I can’t speak to the writing process of any other contributor to these many rock/crime anthology volumes, but I can tell you how I wrote my own story for Coming Through in Waves. I stared at a list of Pink Floyd song titles until inspiration finally hit. After connecting with one of the tunes—“Have a Cigar,” from the 1975 album Wish You Were Here—I played it on repeat while I mapped out the plot of my tale, making sure it reflected—as accurately as it could—the song’s distinctive mood.

Putting it together reminded me of my early days, before I became a daily newspaper staff hack, when I cut my teeth in journalism by writing for many now sadly defunct British music journals. The best of those was the alternative rock mag ZigZag, a sort of UK version of Rolling Stone. That monthly’s founding father, the great Pete Frame, used to say that the purpose of music journalism was to make readers want to listen to the stuff you were writing about.
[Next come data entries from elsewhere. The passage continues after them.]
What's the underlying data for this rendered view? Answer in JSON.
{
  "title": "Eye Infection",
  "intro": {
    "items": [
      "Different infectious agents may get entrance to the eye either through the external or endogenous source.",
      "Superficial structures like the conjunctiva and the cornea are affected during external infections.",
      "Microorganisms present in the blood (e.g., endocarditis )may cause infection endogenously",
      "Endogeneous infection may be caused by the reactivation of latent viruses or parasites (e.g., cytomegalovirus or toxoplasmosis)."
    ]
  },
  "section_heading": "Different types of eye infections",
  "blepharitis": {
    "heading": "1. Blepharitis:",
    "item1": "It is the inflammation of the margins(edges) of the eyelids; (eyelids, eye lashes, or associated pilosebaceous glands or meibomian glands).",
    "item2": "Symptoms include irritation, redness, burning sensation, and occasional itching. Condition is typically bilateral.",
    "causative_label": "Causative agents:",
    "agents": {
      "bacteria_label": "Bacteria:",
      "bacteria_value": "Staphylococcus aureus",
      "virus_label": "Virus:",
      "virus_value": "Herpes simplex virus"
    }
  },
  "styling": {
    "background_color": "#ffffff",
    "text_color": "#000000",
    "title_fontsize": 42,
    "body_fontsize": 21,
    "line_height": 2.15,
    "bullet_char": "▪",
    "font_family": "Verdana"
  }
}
I like to think part of the fun of rock/crime anthologies lies in the double whammy they provide of well-crafted stories and cleverly curated lists of tunes that demand just one more spin when you’ve finished reading. As David Sachs wrote in his introductory note to Tragically Hip, Twisted, “The stories stand on their own—you don’t need to know the music. But for a unique musico-literary experience, I recommend listening to the respective songs, low, on repeat, while reading … Or don’t. It’s a free country.”